Volt Typhoon is the name assigned by Microsoft to a cyber-espionage cluster that U.S. and allied intelligence agencies attribute to the People's Republic of China. The group was publicly disclosed in a joint advisory on 24 May 2023 issued by Microsoft alongside the U.S. National Security Agency (NSA), the Cybersecurity and Infrastructure Security Agency (CISA), the FBI, and partner agencies in Australia, Canada, New Zealand, and the United Kingdom (the Five Eyes).
Unlike many Chinese intrusion sets historically focused on intellectual-property theft, Volt Typhoon's targeting profile suggested operational preparation of the environment — quiet, long-dwell access inside U.S. critical infrastructure that could be used to disrupt or destroy services during a future crisis, particularly a conflict over Taiwan. Reported victim sectors include communications, energy, water, transportation, and the maritime base on Guam, a strategically important U.S. military hub in the Pacific.
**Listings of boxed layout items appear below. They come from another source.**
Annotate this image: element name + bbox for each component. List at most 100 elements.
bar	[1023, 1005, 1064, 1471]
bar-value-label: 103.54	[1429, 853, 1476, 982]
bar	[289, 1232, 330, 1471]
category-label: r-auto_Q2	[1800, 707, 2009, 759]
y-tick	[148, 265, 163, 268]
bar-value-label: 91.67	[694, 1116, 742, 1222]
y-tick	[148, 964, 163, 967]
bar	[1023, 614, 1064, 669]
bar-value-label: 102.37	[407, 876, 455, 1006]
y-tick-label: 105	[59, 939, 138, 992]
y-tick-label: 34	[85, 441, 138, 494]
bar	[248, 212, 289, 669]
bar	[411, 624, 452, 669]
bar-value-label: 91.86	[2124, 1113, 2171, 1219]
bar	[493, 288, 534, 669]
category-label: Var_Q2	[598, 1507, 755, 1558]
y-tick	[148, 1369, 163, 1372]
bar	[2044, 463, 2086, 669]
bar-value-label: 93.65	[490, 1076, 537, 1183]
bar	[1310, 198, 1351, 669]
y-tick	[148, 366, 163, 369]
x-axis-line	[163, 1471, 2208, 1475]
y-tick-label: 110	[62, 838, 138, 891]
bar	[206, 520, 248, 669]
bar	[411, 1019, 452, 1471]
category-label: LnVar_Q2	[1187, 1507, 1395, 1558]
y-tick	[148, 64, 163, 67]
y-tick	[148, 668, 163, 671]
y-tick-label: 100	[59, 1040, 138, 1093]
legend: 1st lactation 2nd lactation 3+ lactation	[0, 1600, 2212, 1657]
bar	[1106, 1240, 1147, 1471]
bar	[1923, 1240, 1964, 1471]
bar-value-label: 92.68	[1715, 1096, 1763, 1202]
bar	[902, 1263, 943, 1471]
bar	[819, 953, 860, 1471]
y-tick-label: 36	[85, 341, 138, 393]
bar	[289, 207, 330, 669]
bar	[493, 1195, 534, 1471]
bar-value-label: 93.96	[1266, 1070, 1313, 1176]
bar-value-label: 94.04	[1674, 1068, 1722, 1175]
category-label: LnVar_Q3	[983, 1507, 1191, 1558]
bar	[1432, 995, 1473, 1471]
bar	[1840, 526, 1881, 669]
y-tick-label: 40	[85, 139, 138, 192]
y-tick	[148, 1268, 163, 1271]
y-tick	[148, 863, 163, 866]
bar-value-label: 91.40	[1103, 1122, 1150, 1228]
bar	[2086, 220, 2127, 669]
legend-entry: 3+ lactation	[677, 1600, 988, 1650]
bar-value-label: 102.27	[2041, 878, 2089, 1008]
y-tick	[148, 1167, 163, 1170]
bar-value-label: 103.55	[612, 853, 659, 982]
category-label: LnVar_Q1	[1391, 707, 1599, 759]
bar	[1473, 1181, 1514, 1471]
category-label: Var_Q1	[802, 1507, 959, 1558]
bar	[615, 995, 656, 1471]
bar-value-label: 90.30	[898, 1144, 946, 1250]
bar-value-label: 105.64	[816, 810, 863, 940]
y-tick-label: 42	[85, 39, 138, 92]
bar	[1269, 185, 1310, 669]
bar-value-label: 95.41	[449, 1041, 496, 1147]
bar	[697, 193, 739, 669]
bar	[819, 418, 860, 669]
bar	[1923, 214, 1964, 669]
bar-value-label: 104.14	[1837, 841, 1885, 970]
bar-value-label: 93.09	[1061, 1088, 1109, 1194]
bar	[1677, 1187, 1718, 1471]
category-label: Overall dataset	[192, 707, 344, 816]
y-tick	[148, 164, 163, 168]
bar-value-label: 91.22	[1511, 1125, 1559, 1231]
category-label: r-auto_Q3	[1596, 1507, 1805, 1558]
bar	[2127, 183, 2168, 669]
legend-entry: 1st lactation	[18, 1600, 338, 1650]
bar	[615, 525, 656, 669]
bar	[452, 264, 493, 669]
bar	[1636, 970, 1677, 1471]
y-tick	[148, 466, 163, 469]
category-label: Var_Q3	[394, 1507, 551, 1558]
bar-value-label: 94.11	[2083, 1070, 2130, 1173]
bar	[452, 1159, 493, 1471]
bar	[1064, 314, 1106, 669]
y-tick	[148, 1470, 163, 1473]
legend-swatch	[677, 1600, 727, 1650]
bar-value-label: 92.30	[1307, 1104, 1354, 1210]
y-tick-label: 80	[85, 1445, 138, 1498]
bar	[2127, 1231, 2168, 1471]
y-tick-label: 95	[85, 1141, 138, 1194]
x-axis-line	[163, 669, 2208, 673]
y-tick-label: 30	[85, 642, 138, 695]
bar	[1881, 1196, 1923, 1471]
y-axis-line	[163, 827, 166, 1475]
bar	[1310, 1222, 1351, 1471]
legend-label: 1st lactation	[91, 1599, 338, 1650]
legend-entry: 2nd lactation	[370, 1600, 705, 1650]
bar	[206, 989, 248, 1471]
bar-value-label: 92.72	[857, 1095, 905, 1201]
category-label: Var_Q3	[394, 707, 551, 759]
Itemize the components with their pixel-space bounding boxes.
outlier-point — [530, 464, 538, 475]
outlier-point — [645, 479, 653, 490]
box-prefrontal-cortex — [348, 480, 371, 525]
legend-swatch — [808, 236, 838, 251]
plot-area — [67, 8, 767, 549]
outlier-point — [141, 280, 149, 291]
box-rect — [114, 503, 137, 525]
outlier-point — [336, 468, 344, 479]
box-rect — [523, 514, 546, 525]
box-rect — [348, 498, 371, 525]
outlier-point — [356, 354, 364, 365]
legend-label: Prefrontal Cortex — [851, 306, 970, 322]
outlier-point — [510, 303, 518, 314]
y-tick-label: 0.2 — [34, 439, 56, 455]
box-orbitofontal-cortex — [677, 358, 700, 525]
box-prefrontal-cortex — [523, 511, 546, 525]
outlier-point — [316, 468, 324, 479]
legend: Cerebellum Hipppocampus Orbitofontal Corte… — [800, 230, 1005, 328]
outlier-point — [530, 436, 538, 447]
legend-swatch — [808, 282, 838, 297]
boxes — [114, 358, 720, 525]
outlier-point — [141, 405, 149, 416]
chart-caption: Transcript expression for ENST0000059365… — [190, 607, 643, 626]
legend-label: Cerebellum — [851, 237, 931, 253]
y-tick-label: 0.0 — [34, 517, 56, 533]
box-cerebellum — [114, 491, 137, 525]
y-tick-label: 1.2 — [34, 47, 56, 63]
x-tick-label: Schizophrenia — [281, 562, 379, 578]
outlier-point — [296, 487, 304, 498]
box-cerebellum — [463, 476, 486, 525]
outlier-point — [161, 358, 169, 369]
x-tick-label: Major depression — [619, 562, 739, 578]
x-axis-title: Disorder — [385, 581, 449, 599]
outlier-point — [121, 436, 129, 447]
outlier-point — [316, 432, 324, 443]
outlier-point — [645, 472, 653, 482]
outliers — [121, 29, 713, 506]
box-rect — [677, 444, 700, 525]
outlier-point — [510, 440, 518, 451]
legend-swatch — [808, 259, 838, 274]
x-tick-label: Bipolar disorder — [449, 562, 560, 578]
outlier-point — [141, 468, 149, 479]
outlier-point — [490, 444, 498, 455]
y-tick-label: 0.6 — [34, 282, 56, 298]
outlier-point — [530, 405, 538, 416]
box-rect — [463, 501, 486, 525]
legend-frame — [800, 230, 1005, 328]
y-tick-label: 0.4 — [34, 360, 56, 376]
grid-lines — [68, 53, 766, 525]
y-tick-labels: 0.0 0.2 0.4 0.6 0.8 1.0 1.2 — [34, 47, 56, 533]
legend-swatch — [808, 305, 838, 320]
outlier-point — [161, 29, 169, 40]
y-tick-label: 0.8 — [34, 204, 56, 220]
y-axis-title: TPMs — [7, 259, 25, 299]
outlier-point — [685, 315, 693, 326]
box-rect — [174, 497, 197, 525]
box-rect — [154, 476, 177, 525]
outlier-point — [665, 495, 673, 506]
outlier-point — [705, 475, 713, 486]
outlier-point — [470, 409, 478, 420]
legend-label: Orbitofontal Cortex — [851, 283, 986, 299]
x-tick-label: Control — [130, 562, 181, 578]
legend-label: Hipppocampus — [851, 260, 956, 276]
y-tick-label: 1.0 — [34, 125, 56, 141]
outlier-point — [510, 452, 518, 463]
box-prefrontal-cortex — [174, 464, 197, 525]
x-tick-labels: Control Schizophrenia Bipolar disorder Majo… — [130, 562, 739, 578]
The group is known for "living-off-the-land" tradecraft: instead of deploying custom malware, operators use built-in Windows tools (PowerShell, wmic, netsh, ntdsutil) and route traffic through compromised small-office/home-office (SOHO) routers — often end-of-life Cisco, NetGear, and Fortinet devices — to blend in with normal network activity and frustrate detection.
In January 2024, the U.S. Department of Justice and FBI announced a court-authorized operation that disrupted the "KV Botnet," a network of hijacked SOHO routers used by Volt Typhoon. In congressional testimony that month, FBI Director Christopher Wray described the campaign as part of Beijing's effort to "wreak havoc" on U.S. infrastructure. China's foreign ministry has denied the attributions and accused Washington of fabricating evidence.
For policy researchers, Volt Typhoon is frequently cited in debates over deterrence in cyberspace, critical-infrastructure resilience mandates, and the security of consumer networking equipment.
Example
In January 2024, the U.S. Department of Justice announced that an FBI-led operation had disrupted a botnet of hundreds of compromised routers used by Volt Typhoon to obscure intrusions into U.S. critical infrastructure.
Frequently asked questions
Microsoft, the NSA, CISA, the FBI, and Five Eyes partner agencies in the UK, Canada, Australia, and New Zealand publicly attributed the activity to a PRC state-sponsored actor in a joint advisory in May 2023.